Belém, Brazil, The long-awaited release of the 'Baku to Belém Roadmap to US 1.3 trillion' for climate finance has not pushed forward the accountability of developed countries to deliver promised public finance for climate action in developing countries.
Carolina Pasquali, Executive Director, Greenpeace Brasil: "The inequalities left behind by the inadequate climate finance goal agreed at COP29 have not been resolved with this roadmap – we still need significantly more public finance for mitigation, adaptation and loss and damage."
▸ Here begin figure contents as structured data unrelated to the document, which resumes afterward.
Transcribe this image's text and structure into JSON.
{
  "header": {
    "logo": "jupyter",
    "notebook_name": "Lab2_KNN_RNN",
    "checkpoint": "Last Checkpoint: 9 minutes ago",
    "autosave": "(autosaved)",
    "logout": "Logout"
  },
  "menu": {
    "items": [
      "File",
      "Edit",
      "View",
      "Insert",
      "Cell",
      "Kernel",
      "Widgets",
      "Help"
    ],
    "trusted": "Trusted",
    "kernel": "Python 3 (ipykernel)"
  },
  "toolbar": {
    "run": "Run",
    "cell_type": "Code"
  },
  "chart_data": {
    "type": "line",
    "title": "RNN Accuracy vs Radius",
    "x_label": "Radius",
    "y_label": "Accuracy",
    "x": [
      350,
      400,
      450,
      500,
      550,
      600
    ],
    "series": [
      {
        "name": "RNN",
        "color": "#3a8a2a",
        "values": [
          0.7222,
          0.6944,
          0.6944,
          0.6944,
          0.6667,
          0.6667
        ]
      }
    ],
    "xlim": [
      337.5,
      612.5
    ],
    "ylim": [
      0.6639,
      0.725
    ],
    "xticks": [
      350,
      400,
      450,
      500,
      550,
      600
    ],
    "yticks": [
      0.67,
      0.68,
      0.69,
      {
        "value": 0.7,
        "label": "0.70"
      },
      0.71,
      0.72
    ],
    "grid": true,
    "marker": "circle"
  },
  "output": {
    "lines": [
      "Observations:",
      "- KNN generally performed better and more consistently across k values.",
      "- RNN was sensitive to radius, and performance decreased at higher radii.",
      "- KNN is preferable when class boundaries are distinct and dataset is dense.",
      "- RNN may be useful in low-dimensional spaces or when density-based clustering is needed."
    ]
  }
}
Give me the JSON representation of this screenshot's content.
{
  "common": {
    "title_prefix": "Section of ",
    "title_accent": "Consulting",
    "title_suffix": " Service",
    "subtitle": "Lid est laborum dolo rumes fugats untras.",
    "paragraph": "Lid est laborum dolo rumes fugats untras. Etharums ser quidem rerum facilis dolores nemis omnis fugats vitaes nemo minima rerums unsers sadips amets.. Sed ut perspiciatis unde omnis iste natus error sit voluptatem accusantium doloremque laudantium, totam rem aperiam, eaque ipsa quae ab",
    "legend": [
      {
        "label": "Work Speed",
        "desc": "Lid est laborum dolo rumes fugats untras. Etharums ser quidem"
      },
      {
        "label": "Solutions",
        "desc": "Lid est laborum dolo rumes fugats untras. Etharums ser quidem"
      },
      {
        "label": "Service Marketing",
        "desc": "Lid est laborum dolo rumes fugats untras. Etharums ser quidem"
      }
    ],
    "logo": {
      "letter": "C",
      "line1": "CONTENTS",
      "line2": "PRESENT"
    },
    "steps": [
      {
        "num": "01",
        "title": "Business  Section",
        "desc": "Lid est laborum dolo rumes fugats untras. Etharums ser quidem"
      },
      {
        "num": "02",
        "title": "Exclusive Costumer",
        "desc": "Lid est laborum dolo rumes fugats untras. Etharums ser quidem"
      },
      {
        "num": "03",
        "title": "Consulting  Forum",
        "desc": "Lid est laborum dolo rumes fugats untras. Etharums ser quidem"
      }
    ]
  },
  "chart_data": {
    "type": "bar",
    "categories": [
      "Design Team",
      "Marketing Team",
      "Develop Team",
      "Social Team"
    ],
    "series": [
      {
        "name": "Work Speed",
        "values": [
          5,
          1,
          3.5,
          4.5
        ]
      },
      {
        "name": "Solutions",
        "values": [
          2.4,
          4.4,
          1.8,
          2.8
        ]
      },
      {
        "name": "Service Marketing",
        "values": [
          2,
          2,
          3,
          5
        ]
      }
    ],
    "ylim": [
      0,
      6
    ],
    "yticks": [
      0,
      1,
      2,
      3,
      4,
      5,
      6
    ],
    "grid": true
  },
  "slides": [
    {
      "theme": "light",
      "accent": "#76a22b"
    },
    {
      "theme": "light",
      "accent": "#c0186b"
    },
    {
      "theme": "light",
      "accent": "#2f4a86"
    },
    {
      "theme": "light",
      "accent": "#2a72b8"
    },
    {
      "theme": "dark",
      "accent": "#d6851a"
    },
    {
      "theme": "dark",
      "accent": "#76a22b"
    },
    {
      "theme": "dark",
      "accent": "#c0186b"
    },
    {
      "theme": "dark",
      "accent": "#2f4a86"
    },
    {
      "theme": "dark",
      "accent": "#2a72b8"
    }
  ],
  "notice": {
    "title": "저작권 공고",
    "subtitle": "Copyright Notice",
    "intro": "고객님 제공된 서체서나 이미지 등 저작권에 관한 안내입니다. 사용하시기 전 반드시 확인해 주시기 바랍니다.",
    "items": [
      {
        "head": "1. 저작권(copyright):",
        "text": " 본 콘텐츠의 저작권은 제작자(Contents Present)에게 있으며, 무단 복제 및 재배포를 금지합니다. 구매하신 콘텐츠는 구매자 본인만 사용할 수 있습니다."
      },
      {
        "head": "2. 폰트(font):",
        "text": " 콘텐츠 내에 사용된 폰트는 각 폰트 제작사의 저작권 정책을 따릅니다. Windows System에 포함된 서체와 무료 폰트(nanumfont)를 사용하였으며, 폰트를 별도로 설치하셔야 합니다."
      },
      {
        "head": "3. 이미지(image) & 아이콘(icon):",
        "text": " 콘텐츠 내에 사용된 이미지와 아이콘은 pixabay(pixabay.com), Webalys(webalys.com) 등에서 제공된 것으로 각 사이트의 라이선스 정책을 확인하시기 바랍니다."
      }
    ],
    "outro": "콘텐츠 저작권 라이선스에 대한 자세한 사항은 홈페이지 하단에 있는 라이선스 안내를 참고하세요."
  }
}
"While the roadmap rightly recognises the gap in concessional finance, including for nature and providing direct access to Indigenous Peoples and local communities, it does not go far enough in holding developed countries accountable. We still need to see the money for real support to developing countries if we are serious about climate justice."
Agreed at last year's UN Climate Conference (COP29), the Baku to Belem Roadmap is an initiative overseen by the COP29 and COP30 presidencies - Azerbaijan and Brazil - to develop a concrete pathway for 'scaling up' to at least USD 1.3 trillion annually in climate finance for developing countries by 2035.
The roadmap is supposed to detail strategies to increase climate finance to developing countries to support low greenhouse gas emissions and climate-resilient development pathways and implement the climate action plans (NDCs) and national adaptation plans.
Rebecca Newsom, Global Political Expert, Greenpeace International said: "It's notable that the Roadmap recognises new taxes and levies as key to unlocking public climate finance. Given reported profits from just five international oil and gas giants over the last decade reached almost US$ 800 billion, taxing fossil fuel corporations is clearly a huge opportunity to overcome national fiscal constraints.
"The roadmap's recognition that the UN tax convention provides an opportunity to raise new sources of concessional climate finance is also highly welcome, and is an opportunity governments must now seize. "
"Governments must now build on the roadmap through an agenda item at COP30 that drives forward tangible action on public international climate finance, while sending a powerful signal that they are ready to make polluters pay for the climate damages they have caused."[1]